Vanderhoof council: considering new bylaw for burning

Busiest year for local search and rescue team; upcoming open-house to celebrate 25th anniversary

As part of the district’s annual support to the Nechako Valley Search and Rescue, the District of Vanderhoof donated $5,000 to the team on Jan.11.

At the council meeting, NVSAR’s president Chris Mushumanski presented an annual review of the team’s operation.

With eight call-outs in the summer — a historically high number — including six incidents that involved multi-day operations, 2015 was a busy year, Mushumanski said.

In fact, including both ground and water operations, the last four years’ call-out volume were above average, in comparison to annual data from 2007.

The team currently has 14 new members in training, and has recently completed renovations of its new building on Burrard Ave.

To celebrate the NVSAR’s 25th anniversary — the team first started in the spring of 1991 — a ribbon-cutting ceremony along with an open-house and tour event will take place on Feb. 24.

This fall, the BC Search and Rescue Association has presented to the provincial government an alternative support model to provide sustainable funding for B.C.’s 89 SAR groups.

The association currently awaits the government’s promised response in March, said Mushumanski, the association’s Bulkley Nechako regional director.


New bylaw considered to improve air quality

The District of Vanderhoof’s environment committee is considering a new bylaw to address the district’s recent multi-day air quality advisories.

To lower the area’s high particulate levels, the new bylaw may include:

– prohibiting the installation of indoor or outdoor solid fuel burning domestic appliances (SFBDA) that don’t meet Canadian or American standards

– prohibiting the use of all SFBDAs when an air quality advisory is issued, except for households where the appliance is the sole source of heat

– requiring existing non-standard SFBDAs to be replaced

– banning all yard waste and grass burning.

In addition to a new bylaw, the committee is also considering the addition of $30,000 to the district’s budget in the next two years, to help with replacing non-standard SFBDAs.

A bi-annual yard waste collection scheme is also proposed, as well as an education program to accompany the bylaw’s implementation.

Still in discussion, the prospective new bylaw will be drafted and will undergo community consultation, before potential implementation in the fall, said the district’s CAO Tom Clement.

The B.C. government is currently revising its SFBDA regulations to help reduce air pollution from domestic wood heating, as part of the province’s air action plan.


Federal funding applied for recreation centre

The District of Vanderhoof has applied to the Canada Culture Spaces Fund for $290,000, about 37 per cent of the Integris Community Centre’s total renovation costs.

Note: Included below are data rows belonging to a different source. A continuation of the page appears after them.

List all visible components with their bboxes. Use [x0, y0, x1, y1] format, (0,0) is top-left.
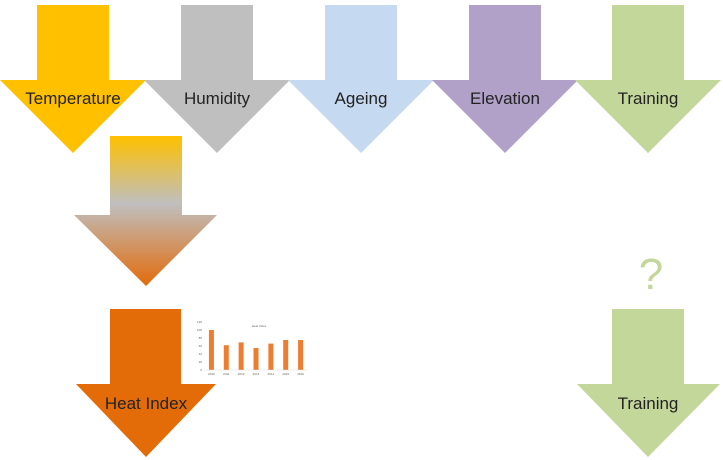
mini-chart-xtick: 2012 — [238, 372, 245, 376]
mini-chart-bar — [298, 340, 304, 370]
mini-chart-xtick: 2013 — [253, 372, 260, 376]
factor-arrow-humidity: Humidity — [144, 5, 290, 153]
mini-chart-bar — [208, 330, 214, 370]
mini-chart-ytick: 80 — [199, 336, 203, 340]
mini-chart-ytick: 0 — [200, 368, 202, 372]
mini-chart-xtick: 2015 — [282, 372, 289, 376]
mini-chart-bar — [238, 342, 244, 370]
heat-index-label: Heat Index — [105, 394, 188, 413]
factor-label-humidity: Humidity — [184, 89, 251, 108]
factor-label-temperature: Temperature — [25, 89, 120, 108]
mini-chart-xtick: 2014 — [268, 372, 275, 376]
question-mark: ? — [639, 250, 663, 299]
heat-index-arrow: Heat Index — [76, 309, 216, 457]
factor-arrow-temperature: Temperature — [0, 5, 146, 153]
factor-arrow-ageing: Ageing — [288, 5, 434, 153]
factor-arrow-training: Training — [575, 5, 721, 153]
mini-chart-xtick: 2016 — [297, 372, 304, 376]
result-training-arrow: Training — [577, 309, 720, 457]
mini-chart-ytick: 100 — [197, 328, 202, 332]
mini-chart-xtick: 2011 — [223, 372, 230, 376]
factor-label-ageing: Ageing — [335, 89, 388, 108]
mini-chart-bar — [253, 348, 259, 370]
mini-chart-bar — [283, 340, 289, 370]
mini-chart-xtick: 2010 — [208, 372, 215, 376]
mini-chart-ytick: 60 — [199, 344, 203, 348]
factor-label-training: Training — [618, 89, 679, 108]
mini-chart-bar — [268, 343, 274, 370]
mini-chart: Heat Index 0 20 40 60 80 100 120 2010 2011 2012 20… — [197, 316, 312, 382]
mini-chart-bar — [223, 345, 229, 370]
mini-chart-title: Heat Index — [252, 324, 267, 328]
mini-chart-ytick: 120 — [197, 320, 202, 324]
mini-chart-ytick: 40 — [199, 352, 203, 356]
factor-label-elevation: Elevation — [470, 89, 540, 108]
factor-arrow-elevation: Elevation — [432, 5, 578, 153]
result-training-label: Training — [618, 394, 679, 413]
combined-gradient-arrow — [74, 136, 217, 286]
mini-chart-ytick: 20 — [199, 360, 203, 364]
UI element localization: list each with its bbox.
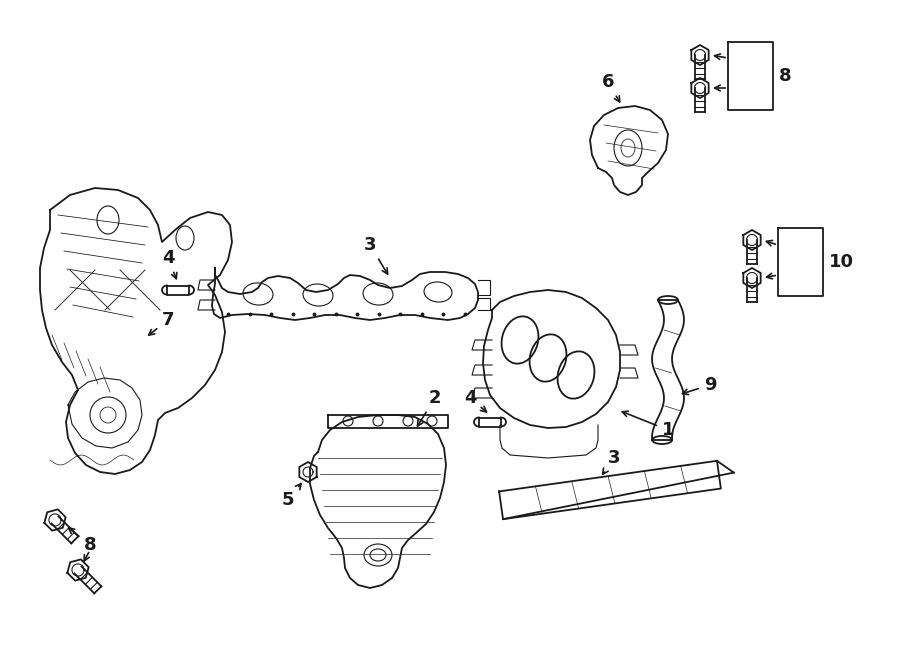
Text: 8: 8	[779, 67, 792, 85]
Text: 10: 10	[829, 253, 854, 271]
Text: 3: 3	[364, 236, 388, 274]
Text: 2: 2	[418, 389, 441, 426]
Text: 7: 7	[148, 311, 175, 335]
Text: 4: 4	[162, 249, 176, 279]
Text: 4: 4	[464, 389, 487, 412]
Text: 9: 9	[682, 376, 716, 395]
Text: 8: 8	[68, 528, 96, 554]
Text: 6: 6	[602, 73, 620, 102]
Text: 1: 1	[622, 411, 674, 439]
Text: 3: 3	[603, 449, 620, 474]
Text: 5: 5	[282, 484, 302, 509]
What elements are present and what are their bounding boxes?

The grant normally provides up to 50 per cent of a project’s cost, and the federal government’s decision will arrive in three months or more.


Kwik Save Building

The district council continues to look for more information before deciding on the future of the former Kwik Save building located on Highway 16 by Kenney Dam Road.

The district currently owns the front portion of the building.

As discussed during a special council meeting on Jan. 13, though the district would like to take advantage of the building’s prime location, it is hesitant to invest money for going forward without access to the entire site.


2016 Priorities

District councillors agreed that Vanderhoof’s top priorities for 2016 are the aquatic centre, community forest, and the recreation centre.

With a new financial planning schedule as well as community engagement on hot topics, the district council is currently one to two months ahead of last year in planning, and has more time to discuss priorities for this year, Clement said.